In a column for Bloomberg, Ferdinando Giugliano points out that it would be foolish to impose big taxes on coronavirus-weakened economies.
A growing number of economists are recommending a one-off wealth tax… In its latest World Economic Outlook, the International Monetary Fund has…recommended higher taxes on richer individuals — including taxing high-end property, capital gains and wealth — to reduce public debt. …I can see why a government would want to introduce a one-off levy on the rich after an extraordinary shock such as a pandemic or a war. …The main problem right now is that it’s too soon to be talking about a wealth tax. …A wealth tax would simply depress spending at a time of shrinking economic output. …There will be a time for redistribution. But…governments must focus on…growth now — and come back to that wealth tax later.

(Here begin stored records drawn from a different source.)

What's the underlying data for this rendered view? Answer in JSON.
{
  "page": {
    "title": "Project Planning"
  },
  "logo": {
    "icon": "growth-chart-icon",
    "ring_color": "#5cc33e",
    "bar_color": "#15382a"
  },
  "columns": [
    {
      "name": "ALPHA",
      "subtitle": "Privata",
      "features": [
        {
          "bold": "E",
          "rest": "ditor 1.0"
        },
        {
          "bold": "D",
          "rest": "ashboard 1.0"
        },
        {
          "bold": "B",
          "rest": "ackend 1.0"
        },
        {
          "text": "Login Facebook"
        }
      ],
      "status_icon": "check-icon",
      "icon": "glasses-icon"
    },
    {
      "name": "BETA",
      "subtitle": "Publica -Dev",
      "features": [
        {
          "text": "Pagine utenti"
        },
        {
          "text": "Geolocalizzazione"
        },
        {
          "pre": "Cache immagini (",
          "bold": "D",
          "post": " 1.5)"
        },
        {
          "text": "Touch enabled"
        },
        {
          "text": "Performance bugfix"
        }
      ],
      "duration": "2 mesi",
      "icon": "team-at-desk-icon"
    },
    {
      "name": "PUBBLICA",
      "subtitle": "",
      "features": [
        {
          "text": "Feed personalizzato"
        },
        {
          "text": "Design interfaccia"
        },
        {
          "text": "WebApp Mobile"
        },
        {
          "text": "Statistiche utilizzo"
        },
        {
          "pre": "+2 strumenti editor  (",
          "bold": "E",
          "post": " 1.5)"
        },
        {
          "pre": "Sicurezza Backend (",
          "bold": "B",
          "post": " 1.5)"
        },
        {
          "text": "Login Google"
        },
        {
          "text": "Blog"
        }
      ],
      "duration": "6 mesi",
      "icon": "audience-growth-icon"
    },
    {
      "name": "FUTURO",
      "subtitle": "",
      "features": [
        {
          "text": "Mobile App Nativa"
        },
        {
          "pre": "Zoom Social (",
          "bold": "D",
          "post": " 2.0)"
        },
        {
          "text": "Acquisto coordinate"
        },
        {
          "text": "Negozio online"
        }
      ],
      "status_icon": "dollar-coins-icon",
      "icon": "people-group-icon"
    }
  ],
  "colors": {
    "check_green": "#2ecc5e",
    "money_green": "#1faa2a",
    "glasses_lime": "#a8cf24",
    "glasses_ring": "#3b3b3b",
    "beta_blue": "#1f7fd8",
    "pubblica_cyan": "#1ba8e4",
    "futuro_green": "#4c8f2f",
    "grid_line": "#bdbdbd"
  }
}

Mr. Giugliano is wrong, of course, to imply or think that there’s ever a good time for a wealth tax.
And he’s also wrong to make the Keynesian argument (that a wealth tax would depress spending), when the correct argument is that it would depress savings and investment, which then leads to foregone wages and lower living standards.
But I wanted to cite his column largely to give me an excuse to criticize the International Monetary Fund.
It galls me that a bunch of bureaucrats recommend tax increases on the rest of us – particularly since they are not only lavishly compensated, but also because they get tax-free salaries.